Chapter 3 Posterior Subscapular Approach to the Brachial Plexus
Patient Positioning
• The patient is initially placed in the lateral decubitus position and is then rolled into a prone position, bringing the operative side close to the edge of the operating table.
• Rolls are placed laterally under the anterolateral chest wall and transversely beneath both shoulders and the manubrium of the chest.
• The shoulder is abducted and the arm is flexed at the elbow. The arm and forearm are then secured to a padded Mayo stand adjacent to the operating table but at a level below it. The stand can be lowered or elevated to change the position of the scapula. The elbow, wrist, and hand are wrapped with protective pads (Figure 3-1).
• The operating table is then tilted up 15 to 20 degrees or into a reverse Trendelenburg position to allow further abduction of the shoulder and the scapula. The operating table can be raised or lowered to change the position of the scapula, as well as that of the head, the neck, and the rest of the shoulder.
• The contralateral arm is padded at the elbow and placed to the side.
• The head is usually turned partially toward the side of the dissection and placed on a well-padded donut or several folded sheets, with care taken to maintain the airway and to keep pressure off the orbits.
• Indications for this approach include tumors or injuries involving the nerve roots or proximal portion of the spinal nerves, especially the lower elements such as C7, C8, and T1.
Skin Incision
• A slightly curvilinear skin incision is made between the thoracic spinous processes and the medial edge of the scapula.
• The incision is curved around the medial edge of the scapula.

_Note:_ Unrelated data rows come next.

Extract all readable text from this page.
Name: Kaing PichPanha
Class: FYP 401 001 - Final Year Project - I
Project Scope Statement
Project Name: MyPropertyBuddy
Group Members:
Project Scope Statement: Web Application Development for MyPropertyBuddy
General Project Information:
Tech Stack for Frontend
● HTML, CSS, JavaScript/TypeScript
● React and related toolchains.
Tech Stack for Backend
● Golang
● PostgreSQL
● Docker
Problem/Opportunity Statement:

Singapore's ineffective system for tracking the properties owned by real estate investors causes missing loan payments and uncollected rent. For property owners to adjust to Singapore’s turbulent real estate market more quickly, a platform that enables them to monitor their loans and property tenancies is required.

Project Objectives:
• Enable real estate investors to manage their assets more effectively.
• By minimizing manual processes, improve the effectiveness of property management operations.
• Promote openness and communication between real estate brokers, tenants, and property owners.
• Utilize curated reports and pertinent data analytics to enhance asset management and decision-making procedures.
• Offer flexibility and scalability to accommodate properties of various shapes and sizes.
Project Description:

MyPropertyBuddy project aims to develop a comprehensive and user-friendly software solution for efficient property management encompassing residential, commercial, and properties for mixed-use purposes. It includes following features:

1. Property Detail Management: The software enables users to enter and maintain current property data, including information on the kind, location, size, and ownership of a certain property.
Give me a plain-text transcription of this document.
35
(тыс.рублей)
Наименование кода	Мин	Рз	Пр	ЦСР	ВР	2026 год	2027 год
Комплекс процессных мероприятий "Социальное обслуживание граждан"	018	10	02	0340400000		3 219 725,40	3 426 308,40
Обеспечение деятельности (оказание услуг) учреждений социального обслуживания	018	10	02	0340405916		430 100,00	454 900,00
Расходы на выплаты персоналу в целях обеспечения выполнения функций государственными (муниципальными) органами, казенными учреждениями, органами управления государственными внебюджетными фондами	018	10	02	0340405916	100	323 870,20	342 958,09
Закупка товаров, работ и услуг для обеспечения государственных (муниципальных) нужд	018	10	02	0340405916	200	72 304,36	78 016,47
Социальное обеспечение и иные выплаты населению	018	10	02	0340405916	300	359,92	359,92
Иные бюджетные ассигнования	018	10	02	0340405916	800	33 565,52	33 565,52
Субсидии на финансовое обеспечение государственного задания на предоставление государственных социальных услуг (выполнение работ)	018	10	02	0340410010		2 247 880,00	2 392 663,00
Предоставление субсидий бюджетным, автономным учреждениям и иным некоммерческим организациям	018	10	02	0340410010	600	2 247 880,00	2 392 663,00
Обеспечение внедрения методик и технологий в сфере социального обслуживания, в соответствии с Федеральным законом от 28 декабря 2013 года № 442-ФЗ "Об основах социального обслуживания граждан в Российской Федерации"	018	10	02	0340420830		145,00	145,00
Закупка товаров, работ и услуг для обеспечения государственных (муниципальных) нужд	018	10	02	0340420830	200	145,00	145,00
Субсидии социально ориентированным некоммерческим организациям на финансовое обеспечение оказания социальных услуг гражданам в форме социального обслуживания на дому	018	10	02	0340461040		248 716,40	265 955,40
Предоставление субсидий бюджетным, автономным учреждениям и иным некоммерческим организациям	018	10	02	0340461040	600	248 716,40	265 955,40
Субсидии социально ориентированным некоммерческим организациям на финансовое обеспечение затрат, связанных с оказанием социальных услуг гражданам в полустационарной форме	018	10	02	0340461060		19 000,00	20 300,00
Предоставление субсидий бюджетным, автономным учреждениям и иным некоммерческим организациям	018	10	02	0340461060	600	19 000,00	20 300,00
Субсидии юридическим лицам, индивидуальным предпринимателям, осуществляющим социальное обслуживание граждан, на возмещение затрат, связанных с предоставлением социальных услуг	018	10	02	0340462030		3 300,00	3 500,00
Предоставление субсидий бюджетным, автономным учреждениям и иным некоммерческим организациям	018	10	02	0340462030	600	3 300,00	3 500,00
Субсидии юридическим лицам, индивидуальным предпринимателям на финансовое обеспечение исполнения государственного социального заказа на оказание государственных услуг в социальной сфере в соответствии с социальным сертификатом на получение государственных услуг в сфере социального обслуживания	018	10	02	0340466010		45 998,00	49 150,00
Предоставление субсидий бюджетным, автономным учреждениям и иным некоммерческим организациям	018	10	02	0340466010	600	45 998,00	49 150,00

It is usually placed halfway between the scapular edge and the thoracic spinous processes so that the midsection of the rhomboid muscles can be exposed.
• The incision extends to the posterolateral aspect of the lower neck. This placement tends to protect the spinal branch of the accessory nerve and the ascending branch of the transverse cervical artery, which course close to the medial border of the scapula.
Division of the Trapezius
• The inferior spinal portion of the trapezius muscle is divided along the entire length of the skin incision, halfway between the medial edge of the scapula and the spine. The edges are marked at intervals with suture for later approximation (Figure 3-2).
• A large Kelly clamp is used to dissect beneath the trapezius midway between the scapula and the spine. Segments of muscle are clamped and sectioned between two Kelly or Sarot clamps, beginning inferiorly and proceeding superiorly.
Relevant Anatomy
• The trapezius is a diamond-shaped muscle that arises in the midline, from the skull to the lower thorax, and converges on the outer part of the pectoral girdle. It is supplied by the spinal accessory nerve. The upper fibers of the trapezius elevate the scapula, the middle fibers retract, and the lower fibers depress the scapula and lower the shoulder. If the trapezius muscle is reflected laterally, the undersurface, where the spinal accessory nerve innervates, can be exposed (Figure 3-3).
• The superficial muscles of the back can be divided into two groups; the trapezius and latissimus dorsi muscles are the most superficial. Beneath the trapezius, the levator scapulae lies superiorly, the rhomboid minor somewhat medially, and the rhomboid muscle inferiorly. All three of these muscles insert on the medial border of the scapula (Figure 3-4).
• The trapezius muscle distribution is extensive. The diagram has arrows showing the direction of the forces that are brought to bear on the scapula as this large muscle contracts.
• The levator scapulae attaches between the superior angle of the scapula and the lateral extent of the spine. This muscle has to take the strain when the trapezius is paralyzed, and action of this muscle should not be misinterpreted as trapezius function.
• The rhomboids adduct the scapula. A proximal branch of the C5 spinal nerve, the dorsal scapular nerve, supplies both the levators scapulae and the rhomboids. Absence of these functions, in the presence of deltoid paralysis, denotes a very proximal C5 injury. The electromyographer should place the electrode with care, being certain that the recording is being made from the trapezius or rhomboid (deeper); otherwise, confusing information may be obtained.
• The triangular space, which transmits the scapular circumflex artery, is formed by the teres major below, the long head of the triceps laterally, and the subscapularis and teres minor above (Figure 3-5).
• The quadrangular space, which contains the axillary nerve and the posterior circumflex humeral artery, is surrounded by the teres major below, the subscapularis and teres minor above, the long head of the triceps medially, and the surgical neck of the humerus laterally (see Figure 3-5).
• The rhomboids minor and major arise from the ligamentum nuchae, spinous processes, and intervening supraspinous ligaments of C7 to T1 and T2 to T5, respectively. The levator scapulae, which arises from the posterior tubercles of the transverse processes of C1 to C4 vertebrae, appears in the floor of the posterior triangle. The dorsal scapular nerve supplies these muscles.
• When the trapezius and rhomboid major muscles are reflected, the deep muscle layer, which includes the semispinalis capitis, splenius capitis, spinalis thoracis, and longissimus thoracis, is exposed.